• U.S.

Equipment: Rainbow in the Office

2 minute read
TIME

Like the movies and TV before it, the copying-machine industry has been eager to move from a purely black-and-white technology into color reproduction. It has long been known that such mammoths as Xerox, RCA and Po laroid were entered in the race. Yet last week, in a preview at Manhattan’s Roosevelt Hotel, St. Paul-based 3M Co. (formerly Minnesota Mining and Manufacturing) was the first to break from the gate. When the gold curtains parted on the stage of the hotel ballroom, 3M proudly revealed two prototypes of a copying machine that can faithfully reproduce in color.

A distant second to Xerox in the duplicating-machine area, 3M began field-testing its “color in color” copier last spring, says it will start delivering the machines on both a selling and a leasing basis within a year.

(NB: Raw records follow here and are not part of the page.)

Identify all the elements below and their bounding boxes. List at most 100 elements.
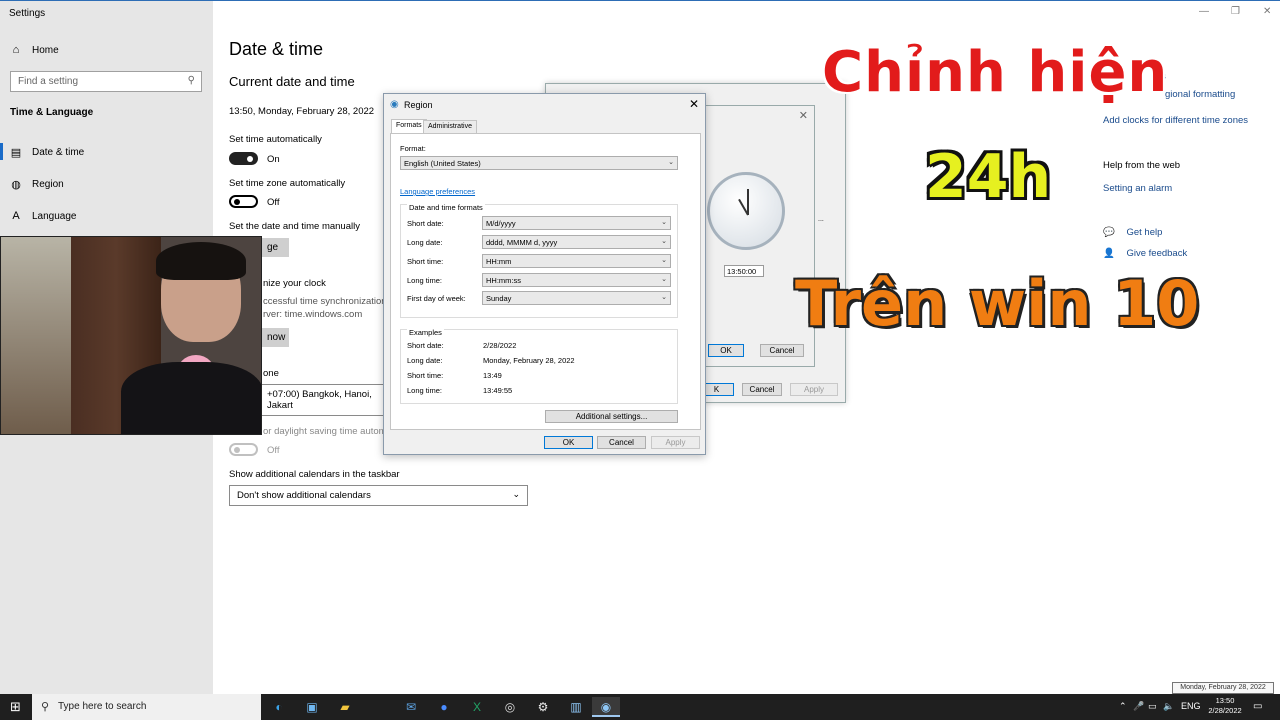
calendars-dropdown[interactable]: Don't show additional calendars ⌄ [229,485,528,506]
mail-icon[interactable]: ✉ [397,697,425,717]
tab-administrative[interactable]: Administrative [423,120,477,133]
sidebar-item-label: Date & time [32,147,85,158]
long-time-select[interactable]: HH:mm:ss ⌄ [482,273,671,287]
feedback-icon: 👤 [1103,248,1115,259]
close-icon[interactable]: ✕ [799,109,808,122]
webcam-wall [1,237,71,434]
dt-ok-button[interactable]: OK [708,344,744,357]
sidebar-item-date-time[interactable]: ▤ Date & time [10,146,84,159]
dt-apply-button-back[interactable]: Apply [790,383,838,396]
network-icon[interactable]: ▭ [1148,701,1157,712]
toggle-state: Off [267,197,280,208]
windows-start-icon[interactable]: ⊞ [10,699,21,715]
first-day-label: First day of week: [407,294,466,303]
short-time-label: Short time: [407,257,444,266]
short-date-value: M/d/yyyy [486,219,516,228]
taskbar: ⊞ ⚲ Type here to search ◐ ▣ ▰ ✉ ● X ◎ ⚙ … [0,694,1280,720]
region-cancel-button[interactable]: Cancel [597,436,646,449]
format-value: English (United States) [404,159,481,168]
input-language[interactable]: ENG [1181,701,1201,711]
taskbar-clock[interactable]: 13:50 2/28/2022 [1203,696,1247,716]
close-icon[interactable]: ✕ [689,97,699,111]
media-app-icon[interactable]: ◎ [496,697,524,717]
taskbar-search-box[interactable]: ⚲ Type here to search [32,694,261,720]
sync-server: rver: time.windows.com [263,309,363,320]
minimize-button[interactable]: — [1199,6,1209,17]
dt-cancel-button[interactable]: Cancel [760,344,804,357]
time-zone-dropdown[interactable]: +07:00) Bangkok, Hanoi, Jakart [259,384,389,416]
home-icon: ⌂ [12,44,20,56]
sidebar-item-label: Language [32,210,77,222]
globe-icon: ◍ [11,179,21,191]
group-title: Date and time formats [407,203,485,212]
related-link-clocks[interactable]: Add clocks for different time zones [1103,115,1248,126]
chevron-down-icon: ⌄ [512,489,520,499]
short-time-select[interactable]: HH:mm ⌄ [482,254,671,268]
taskbar-date: 2/28/2022 [1208,706,1242,715]
overlay-title-line2: 24h [925,142,1052,212]
toggle-knob [234,447,240,453]
additional-settings-button[interactable]: Additional settings... [545,410,678,423]
toggle-knob [234,199,240,205]
webcam-shirt [121,362,261,434]
dots-button[interactable]: ... [818,216,824,223]
help-link-alarm[interactable]: Setting an alarm [1103,183,1172,194]
calendar-clock-icon: ▤ [10,147,22,159]
dst-toggle[interactable] [229,443,258,456]
sidebar-item-region[interactable]: ◍ Region [10,178,64,191]
toggle-knob [247,156,253,162]
store-icon[interactable]: ▣ [298,697,326,717]
dt-cancel-button-back[interactable]: Cancel [742,383,782,396]
excel-icon[interactable]: X [463,697,491,717]
overlay-title-line3: Trên win 10 [795,267,1200,340]
chevron-up-icon[interactable]: ⌃ [1119,701,1127,712]
feedback-row[interactable]: 👤 Give feedback [1103,248,1187,259]
volume-icon[interactable]: 🔈 [1163,701,1174,712]
format-label: Format: [400,144,426,153]
language-preferences-link[interactable]: Language preferences [400,187,475,196]
long-time-label: Long time: [407,276,443,285]
notification-icon[interactable]: ▭ [1253,701,1262,712]
get-help-row[interactable]: 💬 Get help [1103,227,1162,238]
region-ok-button[interactable]: OK [544,436,593,449]
chat-icon: 💬 [1103,227,1115,238]
set-tz-auto-toggle[interactable] [229,195,258,208]
time-input[interactable]: 13:50:00 [724,265,764,277]
find-setting-input[interactable]: Find a setting ⚲ [10,71,202,92]
settings-gear-icon[interactable]: ⚙ [529,697,557,717]
time-zone-label: one [263,368,279,379]
search-icon: ⚲ [187,75,195,86]
example-label: Long time: [407,386,443,395]
region-app-icon[interactable]: ◉ [592,697,620,717]
nav-home[interactable]: ⌂ Home [10,44,59,56]
taskbar-search-placeholder: Type here to search [58,701,147,712]
restore-button[interactable]: ❐ [1231,6,1240,17]
control-panel-icon[interactable]: ▥ [562,697,590,717]
tab-formats[interactable]: Formats [391,119,427,134]
related-link-regional[interactable]: gional formatting [1165,89,1235,100]
sync-now-button[interactable]: now [259,328,289,347]
sidebar-item-label: Region [32,179,64,190]
dst-label: or daylight saving time autom [263,426,387,437]
format-select[interactable]: English (United States) ⌄ [400,156,678,170]
close-button[interactable]: ✕ [1263,6,1271,17]
short-date-select[interactable]: M/d/yyyy ⌄ [482,216,671,230]
help-title: Help from the web [1103,160,1181,171]
first-day-select[interactable]: Sunday ⌄ [482,291,671,305]
set-manual-label: Set the date and time manually [229,221,360,232]
change-button[interactable]: ge [259,238,289,257]
long-date-value: dddd, MMMM d, yyyy [486,238,558,247]
language-icon: A [12,210,20,222]
page-title: Date & time [229,39,324,59]
long-date-select[interactable]: dddd, MMMM d, yyyy ⌄ [482,235,671,249]
search-icon: ⚲ [41,701,50,713]
sidebar-item-language[interactable]: A Language [10,210,77,222]
example-label: Short date: [407,341,444,350]
microphone-icon[interactable]: 🎤 [1133,701,1144,712]
zalo-icon[interactable]: ● [430,697,458,717]
edge-icon[interactable]: ◐ [265,697,293,717]
region-apply-button[interactable]: Apply [651,436,700,449]
file-explorer-icon[interactable]: ▰ [331,697,359,717]
long-date-label: Long date: [407,238,443,247]
set-time-auto-toggle[interactable] [229,152,258,165]
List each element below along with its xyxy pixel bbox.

To woo customers, 3M will, beginning early in 1969, open six display centers across the U.S. One of the most important selling points is that 3M’s pioneering copier, by contrast with early color television, boasts high-quality color—in solids and halftones alike.

Borrowing from several “dry” image-forming processes, the machine operates at a rate of one copy per minute, using specially treated paper. The company has so far been silent on the product’s price, but concedes that it will run somewhat higher than the cost of black-and-white copiers. Even so, color copying should catch on for duplicating a wide variety of material, including color-coded organizational charts, splashy advertising layouts and blueprints that actually turn out blue.

Carl A. Kuhrmeyer, vice president of 3M’s duplicating productions division, expects color equipment to eventually capture at least 10% of a fast-growing copying-machine market that already amounts to $1 billion a year. Despite its substantial head start toward that rainbow of riches, 3M has every reason to respect the competition. RCA and Polaroid, which are both newcomers to the duplicating-machine business, are still working on color-copying processes of their own. Then, of course, there is always Xerox, whose color copier, when it comes out, will almost inevitably be a big hit.